One legitimate concern is that this might require too much of audit. We certainly understand they have a lot of important work to do and are often understaffed. But audit could at least investigate a few key methods, especially when they have some pseudo‐math. If at least some of the softer models get audited as much as the models with a little more math, organizations would remove the incentive to stick with less scientifically valid methods just to avoid the probes of audit.

What the Cybersecurity Ecosystem Must Do to Support You

Earlier in this book we took a hard look at popular risk analysis methods and found them wanting. They do not add value and, in fact, apparently add error. Some will say that at least such methods help “start the conversation” about risk management, but since lots of methods can do that, why not choose one based on techniques that have shown a measurable improvement in estimates? Nor can anybody continue to support the claim that quantitative methods are impractical, since we've actually applied them in real environments, including Monte Carlos, Bayesian empirical methods, and more advanced combinations of them as discussed in Chapters 8 and 9. And, finally, nothing in the evidence of recent major breaches indicates that the existing methods were actually helping risk management at all.

But we don't actually fault most cybersecurity professionals for adopting ineffectual methods. They were following the recommendations of standards organizations and following methods they've been trained in as part of recognized certification requirements. They are following the needs of regulatory compliance and audit in their organizations. They are using tools developed by any of the myriad vendors that use the softer methods. Thus, if we want the professionals to change, then the following must change in the ecosystem of cybersecurity.

  1. Standards organizations must end the promotion of risk matrices as a best practice and promote evidence‐based (scientific) methods in cybersecurity risk management unless and until there is evidence to the contrary. We have shown that the evidence against non–evidence‐based methods is overwhelming.
  2. To supplement the first point, standards organizations must adopt evidence‐based as opposed to testimonial‐based and committee‐based methods of identifying best practices. Only if standards organizations could show empirical evidence of the effectiveness of their current methods sufficient to overturn the empirical evidence already against them (which seems unlikely given such evidence), they should reinstate them.
  3. An organization could be formed to track and measure the performance of risk assessment methods themselves. This could be something modeled after the NIST National Vulnerability Database—perhaps even part of that organization. (We would argue, after all, that the poor state of risk assessment methods certainly counts as a national vulnerability.) Then standards organizations could adopt methods based on informed, evidence‐based analysis of alternative methods.
  4. Certification programs that have been teaching risk matrices and ordinal scales must pivot to teaching both proper evidence‐based methods and new methods as evidence is gathered (from published research and the efforts just mentioned).
  5. Auditors in organizations must begin applying the standards of model validity equally to all methods in order to avoid discouraging some of the best methods. When both softer methods and better quantitative methods are given equal scrutiny (instead of only assessing the latter and defaulting to the former if any problem is found), then we are confident that better methods will eventually be adopted.
  6. Regulators must help lead the way.

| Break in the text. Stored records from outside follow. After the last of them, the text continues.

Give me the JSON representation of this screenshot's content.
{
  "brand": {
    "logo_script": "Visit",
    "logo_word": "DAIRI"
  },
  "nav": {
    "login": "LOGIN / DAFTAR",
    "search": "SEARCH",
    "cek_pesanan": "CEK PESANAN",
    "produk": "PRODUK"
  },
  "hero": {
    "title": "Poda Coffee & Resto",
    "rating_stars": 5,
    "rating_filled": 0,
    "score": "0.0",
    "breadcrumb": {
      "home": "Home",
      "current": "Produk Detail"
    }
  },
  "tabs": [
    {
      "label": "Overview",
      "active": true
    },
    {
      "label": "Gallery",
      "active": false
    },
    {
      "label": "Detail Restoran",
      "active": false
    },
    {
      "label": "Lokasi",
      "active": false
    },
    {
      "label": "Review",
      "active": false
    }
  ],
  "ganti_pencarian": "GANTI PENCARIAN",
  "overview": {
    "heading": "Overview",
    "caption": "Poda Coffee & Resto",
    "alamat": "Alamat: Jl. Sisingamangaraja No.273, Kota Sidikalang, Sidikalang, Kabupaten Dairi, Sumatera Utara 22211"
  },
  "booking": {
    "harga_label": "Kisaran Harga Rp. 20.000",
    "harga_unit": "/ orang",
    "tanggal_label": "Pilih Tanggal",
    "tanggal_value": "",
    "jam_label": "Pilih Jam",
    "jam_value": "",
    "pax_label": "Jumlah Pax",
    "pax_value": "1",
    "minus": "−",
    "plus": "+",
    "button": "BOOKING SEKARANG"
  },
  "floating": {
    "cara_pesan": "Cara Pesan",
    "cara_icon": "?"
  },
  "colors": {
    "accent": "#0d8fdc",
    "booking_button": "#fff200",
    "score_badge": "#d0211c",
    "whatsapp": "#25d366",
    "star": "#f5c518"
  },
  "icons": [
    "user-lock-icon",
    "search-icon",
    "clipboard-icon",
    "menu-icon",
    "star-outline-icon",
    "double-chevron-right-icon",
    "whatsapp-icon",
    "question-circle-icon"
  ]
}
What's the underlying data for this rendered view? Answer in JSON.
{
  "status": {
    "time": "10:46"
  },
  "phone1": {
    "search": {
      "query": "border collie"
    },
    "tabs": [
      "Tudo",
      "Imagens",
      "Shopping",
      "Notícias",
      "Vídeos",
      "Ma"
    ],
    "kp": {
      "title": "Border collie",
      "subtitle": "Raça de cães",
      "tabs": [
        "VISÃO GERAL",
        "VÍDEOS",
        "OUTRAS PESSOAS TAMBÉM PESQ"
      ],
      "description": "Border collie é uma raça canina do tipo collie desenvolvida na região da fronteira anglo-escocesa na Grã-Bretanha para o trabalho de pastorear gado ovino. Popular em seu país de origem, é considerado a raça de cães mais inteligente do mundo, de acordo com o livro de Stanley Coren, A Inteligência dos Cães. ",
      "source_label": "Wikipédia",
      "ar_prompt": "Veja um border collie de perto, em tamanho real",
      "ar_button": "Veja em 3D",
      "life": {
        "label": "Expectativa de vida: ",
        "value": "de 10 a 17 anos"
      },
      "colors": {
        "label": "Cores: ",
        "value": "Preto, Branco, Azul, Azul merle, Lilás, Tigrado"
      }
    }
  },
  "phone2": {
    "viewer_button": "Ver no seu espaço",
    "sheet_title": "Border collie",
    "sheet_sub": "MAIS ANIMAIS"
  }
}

We understand that conservative regulators are necessarily slower to move, but they should at least start the process of recognizing the inadequacies of methods they currently consider “compliant” and encouraging better methods.
  7. Vendors, consultants, and insurance companies should seize the business opportunities related to methods identified in this book. The survey mentioned in Chapter 5 indicated a high level of acceptance of quantitative methods among cybersecurity practitioners. The evidence against some of the most popular methods and for more rigorous evidence‐based methods grows. Early promoters of methods that can show a measurable improvement will have an advantage. Insurance companies are already beginning to discover that the evidence‐based methods are a good bet. Whether and how well an insurance customer uses such methods should eventually be part of the underwriting process.

Integrating CSRM with the Rest of the Enterprise

CSRM is not an island in the organization. It is only one part of risk management and decision making. Where sound, quantitative methods are already established, CSRM needs to be integrated with those solutions. Where management may rely on the unscientific methods such as what we've discredited in this book, CSRM has the opportunity to lead by example.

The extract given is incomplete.